Christmas brings a feeling of celebration and anticipation for adults and for kids. We are told to focus on the real meaning of Christmas – the birth of Jesus – and of course we should. But that doesn’t mean that we can’t have some fun along the way. Fun as in – dads helping kids have fun. Why dads? Because studies show that dads play with their kids more.
Blogs and magazines tell mothers how we can make the holidays better, but rarely do they tell dads how to. So, I’ll take a stab at it.
First, dads you have a huge influence over the mood in your home. If you are grumpy, tired, and irritable, guess who else will be? Everyone in your home. So do your best to take charge of your schedule and make room for down time. Take time for yourself to relax, but then take some of that time to do things with your kids. Go shopping for their mothers, grandparents or for needy families in your community. Kids love delivering gifts to children who are less fortunate.

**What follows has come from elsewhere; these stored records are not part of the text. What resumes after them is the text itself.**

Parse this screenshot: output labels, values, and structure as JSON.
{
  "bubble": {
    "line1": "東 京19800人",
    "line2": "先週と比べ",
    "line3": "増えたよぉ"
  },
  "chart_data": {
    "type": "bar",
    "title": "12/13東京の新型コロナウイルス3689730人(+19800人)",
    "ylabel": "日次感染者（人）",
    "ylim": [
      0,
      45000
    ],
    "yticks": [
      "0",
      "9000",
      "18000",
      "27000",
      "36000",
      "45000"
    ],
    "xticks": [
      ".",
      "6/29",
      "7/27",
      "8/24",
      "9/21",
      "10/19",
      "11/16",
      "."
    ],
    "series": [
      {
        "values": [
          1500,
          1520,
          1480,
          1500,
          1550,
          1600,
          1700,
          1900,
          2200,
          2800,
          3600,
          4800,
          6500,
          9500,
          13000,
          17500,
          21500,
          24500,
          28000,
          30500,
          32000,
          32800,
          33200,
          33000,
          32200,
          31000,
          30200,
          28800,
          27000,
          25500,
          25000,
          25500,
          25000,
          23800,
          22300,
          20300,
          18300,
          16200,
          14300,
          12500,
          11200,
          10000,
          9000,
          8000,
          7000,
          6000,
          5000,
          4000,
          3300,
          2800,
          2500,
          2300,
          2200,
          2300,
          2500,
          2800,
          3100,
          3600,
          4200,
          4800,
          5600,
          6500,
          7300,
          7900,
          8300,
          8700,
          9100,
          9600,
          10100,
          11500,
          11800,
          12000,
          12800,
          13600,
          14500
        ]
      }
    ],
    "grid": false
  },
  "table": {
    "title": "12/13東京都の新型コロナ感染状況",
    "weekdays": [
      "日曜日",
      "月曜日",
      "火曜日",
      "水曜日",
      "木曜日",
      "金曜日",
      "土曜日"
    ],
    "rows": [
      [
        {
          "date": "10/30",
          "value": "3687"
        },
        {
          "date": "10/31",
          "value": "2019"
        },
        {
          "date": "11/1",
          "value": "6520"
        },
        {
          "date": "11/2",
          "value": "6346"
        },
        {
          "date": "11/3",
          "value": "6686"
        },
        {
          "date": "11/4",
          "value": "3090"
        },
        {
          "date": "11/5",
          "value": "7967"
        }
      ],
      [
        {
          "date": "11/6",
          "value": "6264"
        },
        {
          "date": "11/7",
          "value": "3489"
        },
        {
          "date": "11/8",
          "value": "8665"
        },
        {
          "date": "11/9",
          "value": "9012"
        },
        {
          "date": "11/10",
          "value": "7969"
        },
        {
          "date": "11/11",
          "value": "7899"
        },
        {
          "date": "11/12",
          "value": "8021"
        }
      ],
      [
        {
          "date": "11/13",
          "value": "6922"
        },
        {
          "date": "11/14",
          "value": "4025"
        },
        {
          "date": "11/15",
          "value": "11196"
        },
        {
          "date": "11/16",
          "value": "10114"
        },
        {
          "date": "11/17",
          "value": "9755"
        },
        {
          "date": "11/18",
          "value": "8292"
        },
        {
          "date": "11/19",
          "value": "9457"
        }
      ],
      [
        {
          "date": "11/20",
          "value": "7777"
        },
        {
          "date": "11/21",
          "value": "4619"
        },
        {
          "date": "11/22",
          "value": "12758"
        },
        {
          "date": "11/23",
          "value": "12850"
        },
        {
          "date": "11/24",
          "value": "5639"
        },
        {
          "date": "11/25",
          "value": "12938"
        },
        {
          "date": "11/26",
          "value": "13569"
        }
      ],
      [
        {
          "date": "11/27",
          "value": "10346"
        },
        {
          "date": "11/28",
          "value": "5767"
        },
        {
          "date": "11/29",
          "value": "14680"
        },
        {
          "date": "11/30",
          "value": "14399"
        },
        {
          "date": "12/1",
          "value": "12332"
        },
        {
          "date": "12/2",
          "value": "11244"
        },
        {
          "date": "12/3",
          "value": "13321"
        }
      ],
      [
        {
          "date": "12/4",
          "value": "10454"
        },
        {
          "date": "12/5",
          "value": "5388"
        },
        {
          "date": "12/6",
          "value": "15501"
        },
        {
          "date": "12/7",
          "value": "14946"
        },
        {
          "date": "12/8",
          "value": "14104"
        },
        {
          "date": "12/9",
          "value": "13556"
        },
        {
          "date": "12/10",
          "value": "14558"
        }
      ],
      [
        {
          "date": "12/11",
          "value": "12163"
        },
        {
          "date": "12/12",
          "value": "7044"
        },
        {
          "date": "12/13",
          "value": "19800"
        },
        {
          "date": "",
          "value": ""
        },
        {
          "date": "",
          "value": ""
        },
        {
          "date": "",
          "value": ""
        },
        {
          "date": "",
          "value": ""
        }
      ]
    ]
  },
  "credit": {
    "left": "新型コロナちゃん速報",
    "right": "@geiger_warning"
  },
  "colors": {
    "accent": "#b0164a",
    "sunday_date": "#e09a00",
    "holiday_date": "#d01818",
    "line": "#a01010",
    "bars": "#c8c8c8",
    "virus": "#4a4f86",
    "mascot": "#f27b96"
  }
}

Several nights ago, my daughter and son-in-law picked up items at one church and delivered them to another so they could be sold cheaply to those who are less fortunate. For some odd reason, they were told to pick the items up at 9 o’clock at night. They put all three kids in the car and finished the delivery. Afterward, their 10-year-old daughter pleaded with them to go back to the church and do it again. She wouldn’t let up. (I know because I was in the third seat of the car.) When you bring your kids with you while serving others, they learn that giving is important to their dads. Therefore, it should be important to them. Your service makes a huge impact on your kids.
Second, plan some fun that you ordinarily don’t have. It doesn’t have to be long; it just has to be with you and your kids. Make a fort, go for a hike, go skiing, walk in the woods, even make cookies together. Make the ones that you used to eat at Christmas and tell them why they are special to you. Talk about what you did at Christmas when you were young and bring your memories alive for them. If those memories were painful or unhappy, skip it. Tell them those stories are for a different time.
Third, play games. Board games are a lot of fun and there’s something about playing them that brings people together. There may be those who cheat, argue, or brag when they win and that’s OK. It’s still a learning experience that you have together. Look around your house and see what games you already have and make sure that they’re age appropriate. If you don’t have any, go to Target and get a couple. Zingo is a fun game for little kids. For middle schoolers, Jr Monopoly, and for older kids, Code Names are fun as well. If your kids are hesitant to play, make some good food to eat while you’re playing. That will bring them to the table.
Create an advent calendar together. Kids of all ages love advent calendars, particularly when there is a piece of chocolate tucked away for each day. When you are home, talk about advent and why it exists. Ask them if they like waiting or if it’s hard for them. Use the time to talk about the star over Bethlehem and how long it must have taken the wise men and shepherds to walk to the stable. Take them out at night and look up at the sky. Were the shepherds cold? Were they in bare feet? What would it be like to walk at night? Could they follow a star?
There are so many things to talk about during advent. Use this opportunity to bring the whole story of Christmas to life.
When Christmas eve comes, you can read them The Night Before Christmas but then read them to story of Jesus’ birth in Luke’s Gospel. When you bring that night to life, kids will jump into the story.
Dads, enjoy the time you have with your kids this Christmas. They grow up quickly and there may be many years that you won’t see them at Christmas. More importantly, when they are older, they won’t experience your love, comfort, and the fun you have together like they can THIS Christmas.